This isn’t a Britney, Oops I did it again, moment.
This is a Total Taurus moment of {shamelessly} admitting I did it — that thing no one ever says adults aren’t supposed to do but it’s an unspoken understanding — I cried today.
I know no one says adult’s can’t or shouldn’t cry, and this might just be me and what I was around growing up, but it always seemed very unnatural and extremely uncomfortable to even know an adult was crying.
Oh, the bliss of naiveté! I just assumed, without even a hint of question, that adults — all of them — had their shit together. That they never were sad or had hard times. They were adults! Doing fun adult things! I couldn’t wait for that to be me.
And here I am, feeling way too old to cry. Over my mama leaving. Over being scared. Over stressing about dumb shit that I know is dumb and pointless to stress about, but I’m doing it anyway.
It’s just one of those days. Where I almost wish there was something more solid I had to go on to give me some street cred on the crying front.
Mama-sadness will just have to suffice.
People. I’m telling you. I find it more and more challenging each time she goes. To even allow her to go. It makes me feel like I should be so much more together, so much more on it.

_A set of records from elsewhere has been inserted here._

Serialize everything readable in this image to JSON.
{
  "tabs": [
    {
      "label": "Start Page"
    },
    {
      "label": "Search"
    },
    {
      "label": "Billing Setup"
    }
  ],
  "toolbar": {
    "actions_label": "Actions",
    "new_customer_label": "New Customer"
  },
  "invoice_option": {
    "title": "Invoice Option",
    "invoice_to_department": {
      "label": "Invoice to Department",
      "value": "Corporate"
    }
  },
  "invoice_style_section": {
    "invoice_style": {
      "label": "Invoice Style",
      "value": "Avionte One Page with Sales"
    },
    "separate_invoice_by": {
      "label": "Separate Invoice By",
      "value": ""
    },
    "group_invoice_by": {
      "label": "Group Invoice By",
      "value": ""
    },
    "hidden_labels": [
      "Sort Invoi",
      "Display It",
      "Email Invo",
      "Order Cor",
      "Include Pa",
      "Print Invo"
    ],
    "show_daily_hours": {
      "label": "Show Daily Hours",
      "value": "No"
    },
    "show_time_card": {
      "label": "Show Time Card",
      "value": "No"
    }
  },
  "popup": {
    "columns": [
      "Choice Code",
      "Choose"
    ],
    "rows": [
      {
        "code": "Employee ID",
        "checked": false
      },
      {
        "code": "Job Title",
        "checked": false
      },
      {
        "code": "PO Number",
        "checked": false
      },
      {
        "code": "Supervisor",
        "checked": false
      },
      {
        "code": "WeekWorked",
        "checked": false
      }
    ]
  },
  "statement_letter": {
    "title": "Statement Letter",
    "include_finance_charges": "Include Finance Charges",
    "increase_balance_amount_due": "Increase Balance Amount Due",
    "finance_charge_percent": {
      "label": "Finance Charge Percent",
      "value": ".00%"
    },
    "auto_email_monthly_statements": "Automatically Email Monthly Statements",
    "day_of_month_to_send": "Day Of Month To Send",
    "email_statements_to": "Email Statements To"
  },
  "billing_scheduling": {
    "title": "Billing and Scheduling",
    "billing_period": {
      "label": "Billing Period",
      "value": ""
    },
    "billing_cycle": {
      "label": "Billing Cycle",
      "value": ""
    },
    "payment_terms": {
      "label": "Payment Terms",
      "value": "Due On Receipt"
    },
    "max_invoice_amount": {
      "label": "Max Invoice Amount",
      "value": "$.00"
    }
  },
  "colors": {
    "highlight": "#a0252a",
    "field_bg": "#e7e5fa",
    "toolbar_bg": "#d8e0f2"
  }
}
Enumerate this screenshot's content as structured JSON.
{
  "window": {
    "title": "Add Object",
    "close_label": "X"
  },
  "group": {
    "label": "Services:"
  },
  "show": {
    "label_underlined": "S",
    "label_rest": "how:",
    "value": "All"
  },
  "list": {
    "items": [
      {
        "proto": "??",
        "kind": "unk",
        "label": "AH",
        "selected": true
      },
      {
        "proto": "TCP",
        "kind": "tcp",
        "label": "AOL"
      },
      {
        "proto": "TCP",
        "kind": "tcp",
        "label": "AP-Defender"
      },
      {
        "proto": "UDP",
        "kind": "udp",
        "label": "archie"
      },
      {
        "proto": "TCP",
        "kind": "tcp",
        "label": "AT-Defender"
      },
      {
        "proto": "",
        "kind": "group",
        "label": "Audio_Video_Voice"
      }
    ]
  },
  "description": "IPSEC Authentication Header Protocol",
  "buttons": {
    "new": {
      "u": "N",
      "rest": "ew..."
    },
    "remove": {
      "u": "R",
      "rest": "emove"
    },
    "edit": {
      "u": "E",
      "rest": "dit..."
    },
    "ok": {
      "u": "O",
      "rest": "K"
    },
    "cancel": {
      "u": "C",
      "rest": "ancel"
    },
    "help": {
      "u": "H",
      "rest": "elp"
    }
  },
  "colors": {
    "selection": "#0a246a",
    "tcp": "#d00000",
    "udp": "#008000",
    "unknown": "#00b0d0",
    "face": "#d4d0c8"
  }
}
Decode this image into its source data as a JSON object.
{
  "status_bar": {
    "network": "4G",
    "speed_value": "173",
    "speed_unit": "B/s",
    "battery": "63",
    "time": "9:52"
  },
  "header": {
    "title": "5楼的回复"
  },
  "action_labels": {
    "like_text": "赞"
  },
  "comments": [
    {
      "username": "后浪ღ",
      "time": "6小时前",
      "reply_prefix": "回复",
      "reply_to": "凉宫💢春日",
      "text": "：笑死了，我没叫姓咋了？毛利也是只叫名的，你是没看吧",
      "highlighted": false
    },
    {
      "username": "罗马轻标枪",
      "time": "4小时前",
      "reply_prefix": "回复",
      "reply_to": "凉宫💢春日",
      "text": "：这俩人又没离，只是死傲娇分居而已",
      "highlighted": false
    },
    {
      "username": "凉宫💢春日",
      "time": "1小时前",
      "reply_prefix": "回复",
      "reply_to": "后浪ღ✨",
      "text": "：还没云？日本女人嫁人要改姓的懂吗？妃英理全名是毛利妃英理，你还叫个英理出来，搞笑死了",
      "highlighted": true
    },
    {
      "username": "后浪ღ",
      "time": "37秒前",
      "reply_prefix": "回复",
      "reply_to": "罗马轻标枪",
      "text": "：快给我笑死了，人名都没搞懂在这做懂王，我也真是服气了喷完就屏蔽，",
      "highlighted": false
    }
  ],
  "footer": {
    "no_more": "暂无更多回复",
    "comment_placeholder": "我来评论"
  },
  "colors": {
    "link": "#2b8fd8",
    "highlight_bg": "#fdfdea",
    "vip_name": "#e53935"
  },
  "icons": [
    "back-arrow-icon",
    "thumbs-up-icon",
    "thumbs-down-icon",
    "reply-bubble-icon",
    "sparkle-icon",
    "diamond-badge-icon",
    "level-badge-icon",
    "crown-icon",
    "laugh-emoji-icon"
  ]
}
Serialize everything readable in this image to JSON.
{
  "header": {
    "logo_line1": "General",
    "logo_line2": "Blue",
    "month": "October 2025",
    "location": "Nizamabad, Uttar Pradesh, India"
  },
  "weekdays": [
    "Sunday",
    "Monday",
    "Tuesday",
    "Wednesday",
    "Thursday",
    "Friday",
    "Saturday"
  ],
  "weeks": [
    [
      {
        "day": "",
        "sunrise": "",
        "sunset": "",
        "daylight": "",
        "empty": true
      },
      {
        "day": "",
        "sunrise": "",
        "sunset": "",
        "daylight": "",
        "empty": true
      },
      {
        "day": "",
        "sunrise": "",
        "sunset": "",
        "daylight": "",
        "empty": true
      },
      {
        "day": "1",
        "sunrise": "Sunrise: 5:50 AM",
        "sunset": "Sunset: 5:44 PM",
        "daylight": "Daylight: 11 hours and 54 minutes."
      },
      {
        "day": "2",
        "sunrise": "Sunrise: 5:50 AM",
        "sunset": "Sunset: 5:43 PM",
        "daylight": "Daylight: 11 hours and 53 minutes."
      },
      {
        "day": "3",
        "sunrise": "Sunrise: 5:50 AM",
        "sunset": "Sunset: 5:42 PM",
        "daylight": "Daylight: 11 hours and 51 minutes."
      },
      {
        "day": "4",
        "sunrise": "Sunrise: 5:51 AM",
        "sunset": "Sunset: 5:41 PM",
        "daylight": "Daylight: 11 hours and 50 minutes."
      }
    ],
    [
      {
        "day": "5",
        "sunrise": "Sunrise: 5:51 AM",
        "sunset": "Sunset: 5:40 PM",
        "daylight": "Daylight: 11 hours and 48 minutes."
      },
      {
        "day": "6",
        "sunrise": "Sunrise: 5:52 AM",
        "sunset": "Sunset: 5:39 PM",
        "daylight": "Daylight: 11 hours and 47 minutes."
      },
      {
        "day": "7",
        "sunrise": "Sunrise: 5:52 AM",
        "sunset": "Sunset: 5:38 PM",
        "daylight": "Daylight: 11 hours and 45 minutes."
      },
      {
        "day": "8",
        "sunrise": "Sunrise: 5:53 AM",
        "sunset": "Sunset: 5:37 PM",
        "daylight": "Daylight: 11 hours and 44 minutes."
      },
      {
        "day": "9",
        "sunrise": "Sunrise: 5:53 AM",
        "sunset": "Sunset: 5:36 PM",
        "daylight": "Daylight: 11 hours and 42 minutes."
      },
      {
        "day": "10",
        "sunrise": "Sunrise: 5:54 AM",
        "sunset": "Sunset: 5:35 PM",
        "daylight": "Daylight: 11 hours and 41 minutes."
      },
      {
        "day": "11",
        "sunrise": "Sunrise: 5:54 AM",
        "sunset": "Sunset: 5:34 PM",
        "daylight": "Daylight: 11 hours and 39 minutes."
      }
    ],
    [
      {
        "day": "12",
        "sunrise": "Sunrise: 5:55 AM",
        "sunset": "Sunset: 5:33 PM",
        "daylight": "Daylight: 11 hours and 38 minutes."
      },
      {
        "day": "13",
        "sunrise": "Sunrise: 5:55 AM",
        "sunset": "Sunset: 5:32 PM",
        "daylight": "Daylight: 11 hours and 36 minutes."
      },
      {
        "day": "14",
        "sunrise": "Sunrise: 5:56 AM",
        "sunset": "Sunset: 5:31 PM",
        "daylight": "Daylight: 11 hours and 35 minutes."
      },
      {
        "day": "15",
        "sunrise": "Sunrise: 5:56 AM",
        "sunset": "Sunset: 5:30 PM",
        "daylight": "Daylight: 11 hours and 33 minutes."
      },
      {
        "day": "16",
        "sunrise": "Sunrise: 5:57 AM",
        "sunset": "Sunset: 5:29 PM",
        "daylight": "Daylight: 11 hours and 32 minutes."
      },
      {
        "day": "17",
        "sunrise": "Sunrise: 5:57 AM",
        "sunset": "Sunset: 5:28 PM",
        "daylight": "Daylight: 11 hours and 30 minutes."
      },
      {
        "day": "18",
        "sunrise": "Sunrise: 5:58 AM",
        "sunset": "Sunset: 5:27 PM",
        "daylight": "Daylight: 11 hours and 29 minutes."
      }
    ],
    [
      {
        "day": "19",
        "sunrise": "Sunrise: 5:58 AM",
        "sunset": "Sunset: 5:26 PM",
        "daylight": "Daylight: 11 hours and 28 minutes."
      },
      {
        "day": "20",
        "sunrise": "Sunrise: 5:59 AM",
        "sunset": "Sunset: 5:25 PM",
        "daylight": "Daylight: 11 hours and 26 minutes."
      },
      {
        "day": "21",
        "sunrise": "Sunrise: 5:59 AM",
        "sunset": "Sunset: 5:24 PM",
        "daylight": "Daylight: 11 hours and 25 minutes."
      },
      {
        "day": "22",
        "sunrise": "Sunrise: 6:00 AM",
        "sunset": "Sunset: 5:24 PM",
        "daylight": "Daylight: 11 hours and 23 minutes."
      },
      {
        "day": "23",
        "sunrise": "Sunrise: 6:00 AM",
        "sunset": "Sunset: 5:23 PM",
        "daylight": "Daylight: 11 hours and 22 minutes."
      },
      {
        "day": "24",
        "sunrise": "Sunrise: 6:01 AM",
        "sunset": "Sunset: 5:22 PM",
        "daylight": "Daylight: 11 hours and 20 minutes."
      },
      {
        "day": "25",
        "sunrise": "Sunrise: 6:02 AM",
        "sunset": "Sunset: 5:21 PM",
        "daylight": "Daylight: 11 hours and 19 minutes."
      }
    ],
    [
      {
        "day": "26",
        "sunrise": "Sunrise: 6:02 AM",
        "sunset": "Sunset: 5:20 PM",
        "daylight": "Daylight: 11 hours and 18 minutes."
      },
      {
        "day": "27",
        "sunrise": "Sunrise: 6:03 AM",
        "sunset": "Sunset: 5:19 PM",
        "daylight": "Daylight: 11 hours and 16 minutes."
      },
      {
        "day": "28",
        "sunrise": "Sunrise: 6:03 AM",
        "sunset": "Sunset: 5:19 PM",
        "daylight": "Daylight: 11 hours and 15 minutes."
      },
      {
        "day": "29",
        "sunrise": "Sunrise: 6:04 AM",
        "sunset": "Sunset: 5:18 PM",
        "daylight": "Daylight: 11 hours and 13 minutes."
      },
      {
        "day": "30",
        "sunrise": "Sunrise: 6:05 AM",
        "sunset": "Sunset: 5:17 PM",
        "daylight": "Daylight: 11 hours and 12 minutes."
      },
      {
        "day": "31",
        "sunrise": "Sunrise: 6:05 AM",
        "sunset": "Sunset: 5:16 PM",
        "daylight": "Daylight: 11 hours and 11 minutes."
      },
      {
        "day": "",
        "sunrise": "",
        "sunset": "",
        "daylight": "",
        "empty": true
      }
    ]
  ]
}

It kinda makes me feel like the F word. Not the one I so lovingly use, either. The one I never even so much as dare whisper outloud. Kinda like He-Who-Shall-Not-Be-Named. Failure.
Silly, isn’t it. The honesty of my emotions bring me to that brief conclusion. That’s why I’m writing it and sharing. If I can articulate it, I can see it for what it is, honor how I’m feeling, and move away from it.
I suppose we can’t constantly be together now, can we? Otherwise, how would we be able to appreciate our moments of what “together” is?
I’m already feeling better, now that I told you. The crying helped, too. Sometimes, it just feels good to let all that out.